May 3, 1997: Horse trainer Bob Baffert wins his first Kentucky Derby

In the late 1970s and early 1980s, when few in Tucson knew Bob Baffert from Bob Lewis, their lives took a path that would merge side by side in the winner’s circle at the 1997 Kentucky Derby.

They didn’t live charmed lives. They lived Silver Charmed lives.

In the winter of 1991 at California’s Santa Anita horse track, Baffert was a 38-year-old rising star in the thoroughbred training business, and Lewis was a mega-wealthy beer distributor who hoped to get involved at the highest level of horse racing.

Baffert and Lewis met at Santa Anita.

“Are you related to Melissa Baffert of Nogales?” Lewis asked the relatively unknown Baffert.

“She’s my cousin,” Baffert said.

“Well, my daughter, Nancy, became good friends with Melissa at the University of Arizona. I used to own a Porsche dealership in Tucson.”

Lewis ultimately told Baffert he would give him $2 million to buy a horse at auction.

A bit later, while studying videos of the top 2-year-old thoroughbreds in Florida, Baffert got his first look at Silver Charm. Bingo. He contacted Lewis, who, acting on Baffert’s advice, made an $85,000 payment for Silver Charm.
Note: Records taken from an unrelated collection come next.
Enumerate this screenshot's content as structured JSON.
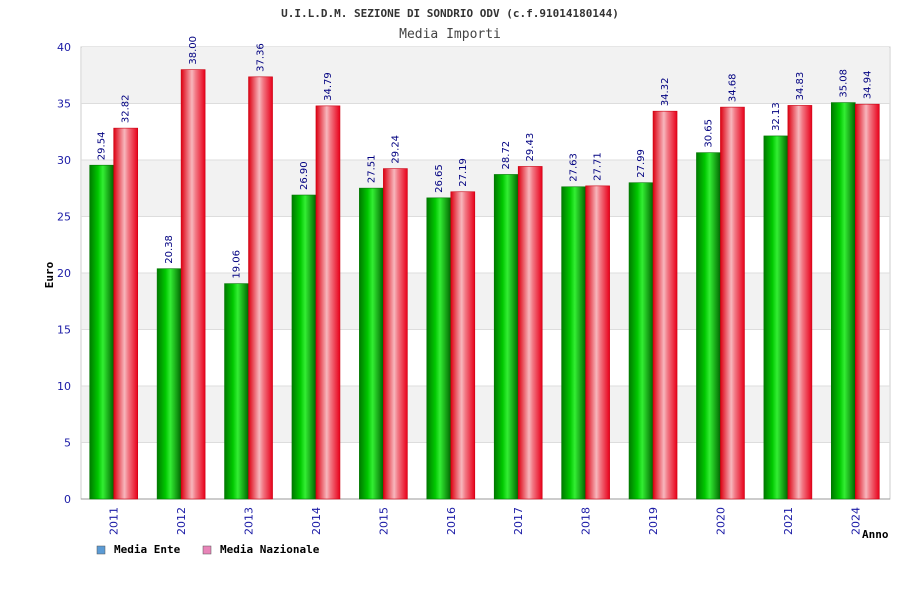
{
  "chart_data": {
    "type": "bar",
    "title": "U.I.L.D.M. SEZIONE DI SONDRIO ODV (c.f.91014180144)",
    "subtitle": "Media Importi",
    "xlabel": "Anno",
    "ylabel": "Euro",
    "ylim": [
      0,
      40
    ],
    "yticks": [
      0,
      5,
      10,
      15,
      20,
      25,
      30,
      35,
      40
    ],
    "grid": true,
    "legend_position": "bottom-left",
    "categories": [
      "2011",
      "2012",
      "2013",
      "2014",
      "2015",
      "2016",
      "2017",
      "2018",
      "2019",
      "2020",
      "2021",
      "2024"
    ],
    "series": [
      {
        "name": "Media Ente",
        "color": "#00b000",
        "legend_color": "#5b9bd5",
        "values": [
          29.54,
          20.38,
          19.06,
          26.9,
          27.51,
          26.65,
          28.72,
          27.63,
          27.99,
          30.65,
          32.13,
          35.08
        ],
        "labels": [
          "29.54",
          "20.38",
          "19.06",
          "26.90",
          "27.51",
          "26.65",
          "28.72",
          "27.63",
          "27.99",
          "30.65",
          "32.13",
          "35.08"
        ]
      },
      {
        "name": "Media Nazionale",
        "color": "#ee1122",
        "legend_color": "#e884b8",
        "values": [
          32.82,
          38.0,
          37.36,
          34.79,
          29.24,
          27.19,
          29.43,
          27.71,
          34.32,
          34.68,
          34.83,
          34.94
        ],
        "labels": [
          "32.82",
          "38.00",
          "37.36",
          "34.79",
          "29.24",
          "27.19",
          "29.43",
          "27.71",
          "34.32",
          "34.68",
          "34.83",
          "34.94"
        ]
      }
    ]
  }
}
In 1997, Baffert, Lewis and Silver Charm broke through, winning the Kentucky Derby, launching Baffert into a career in which he has become the world’s leading thoroughbred trainer. Silver Charm went on to win $6.94 million.

“Sometimes there’s a diamond in the rough in those 2-year-old sales, and we happened to find him,” Baffert said in 1997.

A year later, the son of a Nogales rancher won his second Kentucky Derby, with Real Quiet. As with Silver Charm, a victory in the Preakness followed. Baffert became a celebrity. He was photogenic, quotable and funny. Most of the funny stories came from the stories of his childhood days in Nogales and from his eight-year grind to earn an undergrad degree at the UA.

In 1999, Baffert wrote a biography, “Dirt Road to the Derby,” which is a candid account of his party-filled days (and nights) in Nogales, the UA and of his struggling days as a quarterhorse trainer at, among other places, Tucson’s Rillito Park racetrack.

It was as much “Animal House” as a story about horse racing.

How did all this happen? How did Baffert and his greatest horse, American Pharoah, win the 2015 Triple Crown?

In “Dirt Road to the Derby,” Baffert traces his instincts for recognizing and developing talent to his days as a kid on his father’s ranch. The Baffert kids were active in 4-H Club programs: Bob grew up judging goats, cattle and horses. He took care of his horses’ teeth. He wrapped their legs, studied their personalities, rode ’em, shoe’d ’em, fed ’em.

To make extra money, he sold eggs that he gathered from the chickens on his farm.

“He gives you that loosey-goosey, let’s-find-a-party, laugh-a-minute routine,” Mac McBride, for 25 years part of the administration at Del Mar racetrack outside San Diego, told me. “But when you see him conduct his business, he is the king of detail. He has wonderful organizational skills. He runs a very tight ship.”

That’s a long way from Baffert’s profile at his first Kentucky Derby, 1996, when his horse, Cavonnier finished second by a nose.

When Baffert climbed onto a timer’s stand during the week’s final workouts, he found himself near an ESPN analyst.

“Hey,” the analyst said, pointing to Baffert. “Can you run down to the media center and find my runner, Sally, and tell her ESPN is here?”

Baffert turned to a friend, deadpan, and said, “Go find Sally and tell her Norm needs more hot towels.”

Things changed in a hurry. After winning the ’97 Kentucky Derby and Preakness, Baffert told ESPN he “felt like the Pope.”

Where are they now? Lewis, who owned a Porsche-Audi dealership on East Speedway in Tucson from 1977 to 1985, died in 2006. He was 81.

How he did it: Baffert hasn’t forgotten his Tucson connections. After winning the ’97 Kentucky Derby, he scouted claiming races in California, looking for prospects for his old Tucson buddies, Bill Belton and Forest Metz, both with strong histories as horsemen. Baffert recommended they spend $16,000 to claim Busy Little Beaver.

“We didn’t have any intention of claiming a horse that day,” Belton told me. “We didn’t even have a check with us. But Bob was persuasive. He had been watching him and had a good feeling. He said he’d front us the money, so we went ahead and claimed him.”

Busy Little Beaver won its next three races and won in excess of $90,000 in three months.